What is the difference between Linear Cryptanalysis and Differential Cryptanalysis in Information Security?


Linear Cryptanalysis

Linear cryptanalysis is a general style of cryptanalysis based on discovering affine approximations to the element of a cipher. Attacks have been produced for block ciphers and stream ciphers. Linear cryptanalysis is one of the two most broadly used attacks on block ciphers and the other being differential cryptanalysis.

Linear cryptanalysis is a strong cryptanalytic tool regarding cryptanalysis of block ciphers. When using linear cryptanalysis, an adversary attempt to discover a linear expression that approximates a non-linear function with a probability different than 1/2.

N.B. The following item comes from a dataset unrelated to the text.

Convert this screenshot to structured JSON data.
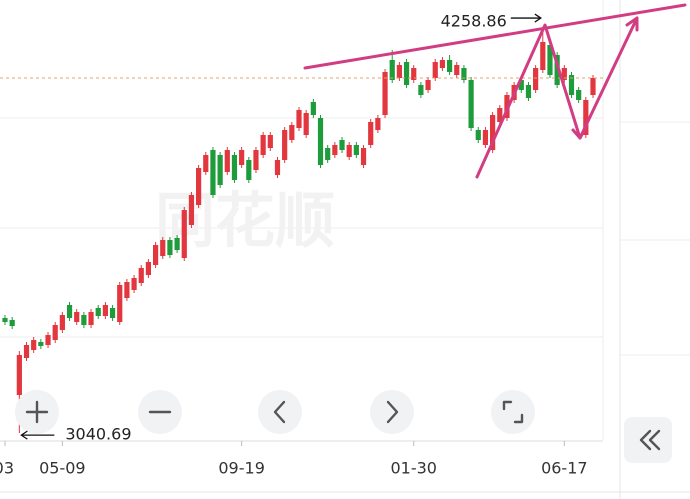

When a best approximation, it includes a relation between the plaintext and ciphertext, is discovered, the adversary gains information about the secret key. The approximation has the form −

$$\mathrm{P_{i} \oplus ..\, \oplus P_{j}\oplus C_{k}\oplus C_{1}=k_{m}\oplus k_{n}}$$

with Pi ... Pj being plaintext bits, Ck ... Cl ciphertext bits and Km ... Kn key bits. The approximation influence with some probability p, and its quality is generally computed by the bias which is defined as $\mathrm{\epsilon \, =\, \left|p-\frac{1}{2} \right|}$.

Differential Cryptanalysis

Differential cryptanalysis is a common style of cryptanalysis relevant frequently to block ciphers, but it can also to stream ciphers and cryptographic hash functions. In the generous sense, it is the study of how differences in information input can influence the resultant difference at the output.

In the case of a block cipher, it defines a group of techniques for tracing differences through the web of transformation, finding where the cipher exhibits non-random behavior and exploiting such properties to find the secret key.

The input difference should be acutely chosen for the attack to be strong. An analysis of the algorithm’s private is undertaken and the typical approach is to trace a path of largely probable differences through the several stages of encryption, defined as as differential characteristic.

Let us see the comparison between Linear and Differential Cryptanalysis.

Linear Cryptanalysis
Differential Cryptanalysis
Linear cryptanalysis is a known plaintext attack, in which the attacker studies probabilistic linear relations called a linear approximations among parity bits of the plaintext, the Ciphertext and the hidden key.
Differential cryptanalysis can be defined as a general style of cryptanalysis that is basically available to block ciphers, cryptographic hash functions. It involve a precise analysis of how differences in information input can influence the resulting characteristics at the output.
In linear cryptanalysis, the aspect of the cryptanalyst is to recognize the linear relation between several bits of the plaintext, there are some bits of the ciphertext, and few bits of the unknown key.
By comparing the changes in some selected plaintexts, and the difference in the outputs resulting from encrypting each one, it is applicable to find several keys.
In linear cryptanalysis, the cryptanalyst decrypts each cipher using some applicable sub keys for one round of encryption and studies the resulting intermediate cipher text to compare the random outcomes.
In differential cryptanalysis, the changes to the intermediate cipher text are acquired between multiple rounds of encryption. The attacks can be combined, and this can be defined as differential-linear cryptanalysis.